Why chi-square is expecting the expected value
This is one of those things that is obvious after someone points it out to you and you smack your head saying, “Of course! I knew that.”
As I was going through everything I have to say about analyzing categorical data trying to winnow it down to a three-hour workshop for the WUSS conference (Western Users of SAS Software) next week, I wondered how many people ever THOUGHT about probability again once they had finished that chapter or two in their statistics course.
Professors are optimistic when they believe that students forget almost everything they have learned six months after the course. I have found that if you give chapter tests, students forget a lot of what they have learned by the next week. And I don’t blame them. Very seldom have I seen a real effort made in textbooks to draw connections back to what was learned previously. This is why I have a hatred, varying only in degree of venom, for all mathematics textbooks ever written.
So, as a public service, here is what the information you learned about probabilities has to do with expected value.
The probability of two independent events occurring is the product of their individual probabilities. That is, under the assumption that
the probability of event A occurring – P(A)
— is unrelated to
the probability of event B occurring – P(B)
— then the probability of A and B occurring , which is written as P(A U B) and read as “the probability of the union of A and B)
is equal to P(A) * P(B)
Let’s say that whether or not you have your own desk at home (yes or no) as a middle school student is unrelated to gender. Parents are equally likely to provide a desk for a boy or a girl.
Let’s say we have a population of 7,286 eighth-graders that is almost exactly divided between girls (50.51%) and boys (49.49%).
We also find that
of those 7,286 eighth-graders, 85.08% have their own desk.
Then our EXPECTED frequency for girls having their own desk is 50.51% times 85.08% times 7,286
.5051 * .8508 * 7286 = 3,131
What an amazing coincidence, that is exactly what the expected frequency is in this table.
If you remember (and if you never knew, let it be a brand new surprise to you) that the chi-square is calculated by the sum of the observed minus the expected squared (hence the name chi-square) divided by the expected
So, the further your observed frequency is from the frequency expected under the assumption the two variables are independent, the larger your chi-square value.
Why divide by the expected? Well, if your expected value is 10 and your observed value is 20 then 10 more than expected is a lot of difference, it is twice what was expected. On the other hand if your expected value is 2,000 and your observed value is 2,010 then your observed is actually pretty close to the expected, percentage-wise
How to get some tables….
I was feeling all pointy and clicky today so I produced the SAS table above using SAS Enterprise Guide. Go to the TASKS menu, select DESCRIBE and TABLE ANALYSIS. Under cells be sure to click on expected frequency and cell percentages. (If you are using a screen reader, click here for an html version of the table)

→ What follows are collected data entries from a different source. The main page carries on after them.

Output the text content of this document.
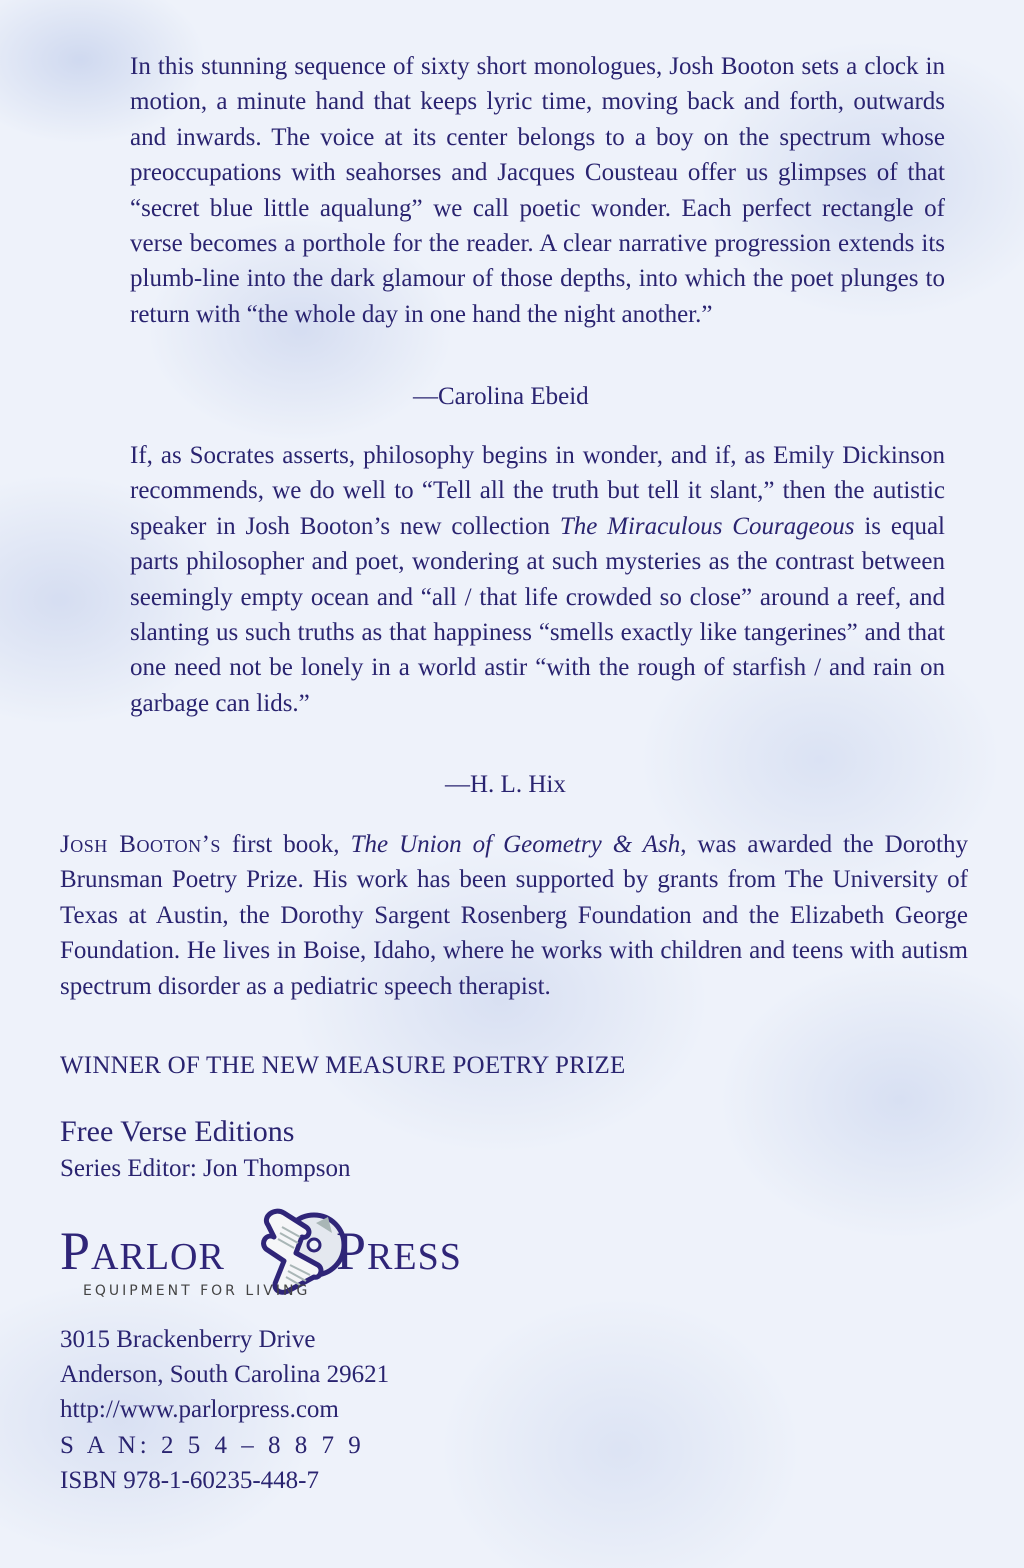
In this stunning sequence of sixty short monologues, Josh Booton sets a clock in motion, a minute hand that keeps lyric time, moving back and forth, outwards and inwards. The voice at its center belongs to a boy on the spectrum whose preoccupations with seahorses and Jacques Cousteau offer us glimpses of that “secret blue little aqualung” we call poetic wonder. Each perfect rectangle of verse becomes a porthole for the reader. A clear narrative progression extends its plumb-line into the dark glamour of those depths, into which the poet plunges to return with “the whole day in one hand the night another.”
—Carolina Ebeid
If, as Socrates asserts, philosophy begins in wonder, and if, as Emily Dickinson recommends, we do well to “Tell all the truth but tell it slant,” then the autistic speaker in Josh Booton’s new collection The Miraculous Courageous is equal parts philosopher and poet, wondering at such mysteries as the contrast between seemingly empty ocean and “all / that life crowded so close” around a reef, and slanting us such truths as that happiness “smells exactly like tangerines” and that one need not be lonely in a world astir “with the rough of starfish / and rain on garbage can lids.”
—H. L. Hix
Josh Booton’s first book, The Union of Geometry & Ash, was awarded the Dorothy Brunsman Poetry Prize. His work has been supported by grants from The University of Texas at Austin, the Dorothy Sargent Rosenberg Foundation and the Elizabeth George Foundation. He lives in Boise, Idaho, where he works with children and teens with autism spectrum disorder as a pediatric speech therapist.
WINNER OF THE NEW MEASURE POETRY PRIZE
Free Verse Editions
Series Editor: Jon Thompson
Parlor Press
EQUIPMENT FOR LIVING
3015 Brackenberry Drive
Anderson, South Carolina 29621
http://www.parlorpress.com
S A N: 2 5 4 – 8 8 7 9
ISBN 978-1-60235-448-7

If you want to do the same thing in SPSS you can use this syntax
CROSSTABS
/TABLES=ITSEX BY BS4GTH03
/FORMAT=AVALUE TABLES
/STATISTICS=CHISQ
/CELLS=COUNT EXPECTED TOTAL
/COUNT ROUND CELL.
Or, you can go to ANALYZE then DESCRIPTIVE STATISTICS then CROSSTABS then click on CELLS and click the button next to expected.
And now I was feeling guilty because even though we have four desks in the house, two are in my office, one is upstairs and one is in the living room so that anyone who wants to work on the computer while watching TV can. None of them belong to the world’s most spoiled 13-year-old personally.
But .. then I re-read the question and saw that it just asked if there was a study desk or table the student could use. So, we are off the hook. Which is a good thing, too, because her shopping list for today includes:
One Halloween costume
Zero Desk
All of the make-up sold by MAC and Sephora
I love this article, well done!
Just a clarification “then the probability of A and B occurring , which is written as P(A U B) and read as “the probability of the union of A and B)
This should be P(A n B) probability of A intersection B.